Performance is another aspect of creating an immersive experience in the parks that can’t be underrated. Perhaps nowhere is this more notable than when guests meet characters. Whether it’s Mickey, Donald or one of the princesses, guests aren’t meeting someone playing the part, they’re meeting the actual characters. One of my favorite memories from our Disneymoon was meeting characters, and thinking back to Anna and Elsa or Donald Duck will always bring a smile to my face.
This expanded to attractions before Wizarding World, too. The experience on the Jungle Cruise is directly tied to the performance of the skippers on the boats, and cast members in the Haunted Mansion remain in character, speaking in monotone and almost never smiling4. What Wizarding World established was expanding the concept to everyone in the land, bringing guests further into the illusion of stepping into the world of the books and films.
So what does the future hold for these concepts? California Adventure’s recently opened Cars Land shows just how far the Imagineers can go in recreating the familiar world of a film(though since I’ve yet to see it myself, it’s a little hard for me to comment on at any length). Pandora – The World of Avatar promises to transport guests to the world of James Cameron’s successful film, recreating the distinct plant and animal life as well as letting guests meet the larger than life Na’vi. However, it’s hard to get an idea of just how successful the new concept will be.
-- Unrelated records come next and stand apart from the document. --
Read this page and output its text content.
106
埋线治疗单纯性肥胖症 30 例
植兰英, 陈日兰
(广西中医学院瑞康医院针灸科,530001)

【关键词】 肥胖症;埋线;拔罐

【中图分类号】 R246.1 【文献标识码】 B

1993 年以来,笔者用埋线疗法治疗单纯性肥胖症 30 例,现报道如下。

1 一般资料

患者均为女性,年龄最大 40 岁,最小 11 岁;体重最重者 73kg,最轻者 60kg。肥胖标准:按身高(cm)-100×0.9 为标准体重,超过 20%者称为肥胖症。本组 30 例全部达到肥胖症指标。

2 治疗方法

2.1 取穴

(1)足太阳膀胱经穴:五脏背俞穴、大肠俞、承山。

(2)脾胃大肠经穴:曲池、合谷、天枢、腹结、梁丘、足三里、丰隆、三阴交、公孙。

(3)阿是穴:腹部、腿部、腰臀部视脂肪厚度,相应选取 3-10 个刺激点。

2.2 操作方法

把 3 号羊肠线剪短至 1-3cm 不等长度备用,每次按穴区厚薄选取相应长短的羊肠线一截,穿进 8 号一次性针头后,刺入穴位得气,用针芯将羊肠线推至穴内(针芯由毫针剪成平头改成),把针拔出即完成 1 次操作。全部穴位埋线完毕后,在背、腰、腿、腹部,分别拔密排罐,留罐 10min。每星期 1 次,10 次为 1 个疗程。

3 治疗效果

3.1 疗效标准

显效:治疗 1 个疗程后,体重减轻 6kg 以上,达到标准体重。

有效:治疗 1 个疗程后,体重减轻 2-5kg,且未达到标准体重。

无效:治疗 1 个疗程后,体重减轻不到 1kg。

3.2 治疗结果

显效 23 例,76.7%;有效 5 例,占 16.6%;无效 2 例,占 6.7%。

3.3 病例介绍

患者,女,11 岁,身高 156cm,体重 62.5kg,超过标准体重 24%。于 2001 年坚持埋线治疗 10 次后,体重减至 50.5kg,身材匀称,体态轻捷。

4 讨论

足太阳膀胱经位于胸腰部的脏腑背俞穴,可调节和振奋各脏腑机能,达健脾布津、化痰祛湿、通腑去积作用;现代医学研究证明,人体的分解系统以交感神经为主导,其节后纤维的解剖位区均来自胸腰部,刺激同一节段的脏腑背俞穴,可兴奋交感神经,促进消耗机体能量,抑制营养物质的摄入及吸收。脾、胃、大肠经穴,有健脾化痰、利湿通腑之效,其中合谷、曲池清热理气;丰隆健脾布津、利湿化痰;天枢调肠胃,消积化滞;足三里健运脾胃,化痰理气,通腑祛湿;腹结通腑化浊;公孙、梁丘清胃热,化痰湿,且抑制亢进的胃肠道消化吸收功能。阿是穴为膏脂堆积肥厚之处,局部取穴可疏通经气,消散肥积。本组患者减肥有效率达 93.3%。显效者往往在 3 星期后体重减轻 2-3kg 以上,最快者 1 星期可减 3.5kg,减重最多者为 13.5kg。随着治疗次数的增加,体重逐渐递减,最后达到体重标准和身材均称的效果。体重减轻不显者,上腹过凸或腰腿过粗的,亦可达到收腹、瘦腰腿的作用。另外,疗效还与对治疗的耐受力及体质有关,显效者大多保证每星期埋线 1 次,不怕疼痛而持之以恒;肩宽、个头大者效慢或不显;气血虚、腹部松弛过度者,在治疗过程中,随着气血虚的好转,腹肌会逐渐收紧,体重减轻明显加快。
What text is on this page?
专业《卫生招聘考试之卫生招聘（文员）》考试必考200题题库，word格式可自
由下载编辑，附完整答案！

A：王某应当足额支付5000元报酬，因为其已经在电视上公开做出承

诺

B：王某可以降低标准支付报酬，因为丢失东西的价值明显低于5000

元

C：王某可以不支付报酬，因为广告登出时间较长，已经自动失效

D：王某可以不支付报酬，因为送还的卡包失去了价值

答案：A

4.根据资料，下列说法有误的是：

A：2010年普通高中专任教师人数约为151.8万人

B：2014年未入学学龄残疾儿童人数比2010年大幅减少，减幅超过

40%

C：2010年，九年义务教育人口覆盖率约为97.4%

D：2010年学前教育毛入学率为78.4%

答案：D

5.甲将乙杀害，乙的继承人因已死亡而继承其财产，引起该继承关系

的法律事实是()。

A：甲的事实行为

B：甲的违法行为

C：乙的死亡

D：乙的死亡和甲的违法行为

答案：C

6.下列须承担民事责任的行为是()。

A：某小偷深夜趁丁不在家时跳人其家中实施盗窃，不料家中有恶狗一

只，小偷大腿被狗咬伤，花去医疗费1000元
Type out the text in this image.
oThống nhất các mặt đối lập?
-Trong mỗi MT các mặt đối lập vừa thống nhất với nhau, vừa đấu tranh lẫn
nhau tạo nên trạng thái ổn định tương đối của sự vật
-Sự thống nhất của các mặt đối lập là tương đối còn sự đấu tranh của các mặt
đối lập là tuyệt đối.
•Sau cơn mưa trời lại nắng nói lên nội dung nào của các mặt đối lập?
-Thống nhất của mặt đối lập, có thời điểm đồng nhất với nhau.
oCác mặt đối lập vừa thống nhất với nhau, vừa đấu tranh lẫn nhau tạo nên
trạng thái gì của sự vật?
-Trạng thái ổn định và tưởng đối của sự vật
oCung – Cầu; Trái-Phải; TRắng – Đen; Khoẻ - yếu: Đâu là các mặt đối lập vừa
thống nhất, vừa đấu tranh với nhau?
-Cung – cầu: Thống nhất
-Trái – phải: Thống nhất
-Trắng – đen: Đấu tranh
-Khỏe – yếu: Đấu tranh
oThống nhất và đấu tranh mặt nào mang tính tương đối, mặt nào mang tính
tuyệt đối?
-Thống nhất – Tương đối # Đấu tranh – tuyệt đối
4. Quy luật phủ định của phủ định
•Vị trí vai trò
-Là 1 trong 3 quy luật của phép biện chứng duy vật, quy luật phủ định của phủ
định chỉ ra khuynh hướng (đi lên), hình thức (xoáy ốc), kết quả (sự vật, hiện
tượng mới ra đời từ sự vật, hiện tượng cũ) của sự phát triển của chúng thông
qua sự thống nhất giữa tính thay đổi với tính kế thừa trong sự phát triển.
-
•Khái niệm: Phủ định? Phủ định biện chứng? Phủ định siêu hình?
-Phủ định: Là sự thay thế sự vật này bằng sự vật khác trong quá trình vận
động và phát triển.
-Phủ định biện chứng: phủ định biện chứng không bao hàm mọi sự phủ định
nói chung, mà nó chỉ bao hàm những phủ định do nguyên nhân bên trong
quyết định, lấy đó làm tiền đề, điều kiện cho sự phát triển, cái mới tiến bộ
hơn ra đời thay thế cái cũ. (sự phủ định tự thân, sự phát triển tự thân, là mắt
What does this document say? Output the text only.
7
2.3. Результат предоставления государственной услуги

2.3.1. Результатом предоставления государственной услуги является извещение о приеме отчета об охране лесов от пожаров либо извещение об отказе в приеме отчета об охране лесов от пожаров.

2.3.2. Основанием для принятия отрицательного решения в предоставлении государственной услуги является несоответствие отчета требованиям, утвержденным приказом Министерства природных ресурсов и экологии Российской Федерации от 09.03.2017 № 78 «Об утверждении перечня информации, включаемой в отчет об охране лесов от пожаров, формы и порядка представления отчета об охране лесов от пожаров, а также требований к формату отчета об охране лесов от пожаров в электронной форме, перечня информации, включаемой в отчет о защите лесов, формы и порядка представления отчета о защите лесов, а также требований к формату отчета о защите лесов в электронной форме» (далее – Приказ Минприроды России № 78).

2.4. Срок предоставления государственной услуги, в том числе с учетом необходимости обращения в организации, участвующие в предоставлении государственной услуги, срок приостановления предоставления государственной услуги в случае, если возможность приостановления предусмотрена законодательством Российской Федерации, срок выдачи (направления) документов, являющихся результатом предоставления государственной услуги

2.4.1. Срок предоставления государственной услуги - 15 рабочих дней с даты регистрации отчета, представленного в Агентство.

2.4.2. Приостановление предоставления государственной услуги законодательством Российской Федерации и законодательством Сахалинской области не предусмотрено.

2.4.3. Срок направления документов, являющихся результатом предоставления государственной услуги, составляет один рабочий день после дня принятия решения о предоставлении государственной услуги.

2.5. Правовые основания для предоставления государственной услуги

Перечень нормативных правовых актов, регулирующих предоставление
When it comes to the upcoming Star Wars Land, however, there’s a better sense of what we might expect, thanks to Star Wars Launch Bay. A walk through exhibit that celebrates the entire series, including props, costumes and models. But the Launch Bay also boasts a small mock up of the infamous cantina from the first film. In recent months, guests haven’t just been able to see this set, but have also encountered characters like the Jawas and Greedo, who are just wandering through the area. And in May, a new droid appeared, freely roaming through the area and interacting with different areas in the cantina. Named Jake, this new droid is rumored to be a test for more droids that will follow. With the Star Wars land said to contain a wide range of aliens, working in attractions, eateries and shops as well as wandering the land, it’s clear that the Imagineers have plenty of new tricks up their sleeves. The suggestion that this new planet will also be an active space port suggests we may also somehow see ships coming and going. Whether they can pull it off, and how they’ll do it, remain to be seen.
Anything else remains little more than idle speculation, though it’s fun to think about. Could Disney one day create an immersive hotel experience, set completely in the world of one of its films? And what will happen when Marvel starts to make more of an impact in the parks? I talked last week about the new Guardians of the Galaxy attraction in Disneyland, one that will feature both the Guardians themselves as well as Benicio del Toro reprising his role as The Collector. It will be interesting to see how they’re incorporated into the attraction, and what might follow.
The only thing certain is that both Disney and Universal will continue to find new ways to draw us further into the worlds of the parks and their lands and attractions. With new parks and attractions bound to be announced before the year’s over, I can’t wait to see what tricks they’re going to use next.
Not So Hidden Mickeys, AKA Footnotes
1. Then again, guests using the facilities in Universal’s Wizarding World will sometimes hear Harry Potter character Moaning Myrtle, so this has already happened. And yes, it’s just as disconcerting an experience as you’d expect.